When Derby creates statistics for a table's index, it calculates and stores the following in the system tables.

The number of rows in the table
The number of unique values for a set of columns for leading columns in an index key, also known as cardinality. Leading columns refers to the first column, or the first and second column, or the first, second, and third column of an index (and so on). Derby cannot compute the number of columns for which a combination of the non-leading columns is unique.

For example, consider the primary key on the table FlightAvailability:

CONSTRAINT FLIGHTAVAILABILITY_PK Primary Key (
      FLIGHT_ID,
      SEGMENT_NUMBER,
      FLIGHT_DATE)

For this index, Derby keeps the following information:

The number of rows in the table FlightAvailability
The number of unique rows for the full key (flight_id, segment_number, flight_date)
The number of unique rows for the key (flight_id, segment_number)
The number of unique rows for the key (flight_id)
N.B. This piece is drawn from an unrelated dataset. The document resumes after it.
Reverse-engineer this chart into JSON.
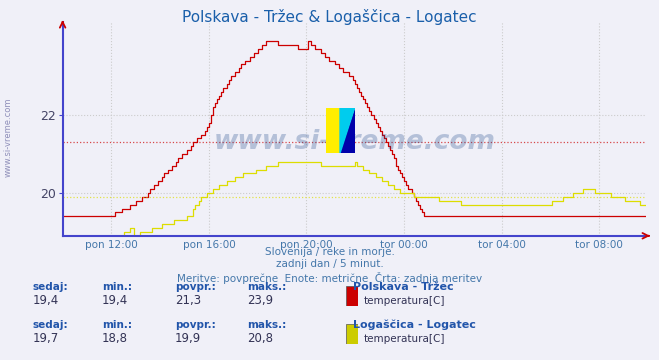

How does Derby use these two numbers -- the number of rows in a table and the cardinality of a particular key -- to determine the selectivity of a query? Take this example:

SELECT * FROM Flights, FlightAvailability
WHERE Flights.flight_id = OtherTable.flight_id

If the cardinality for flight_id in Flights is 250, the selectivity of the predicate is 1/250. The optimizer would estimate the number of rows read to be as follows:

((Rows in Flights) * (Rows in OtherTable))/250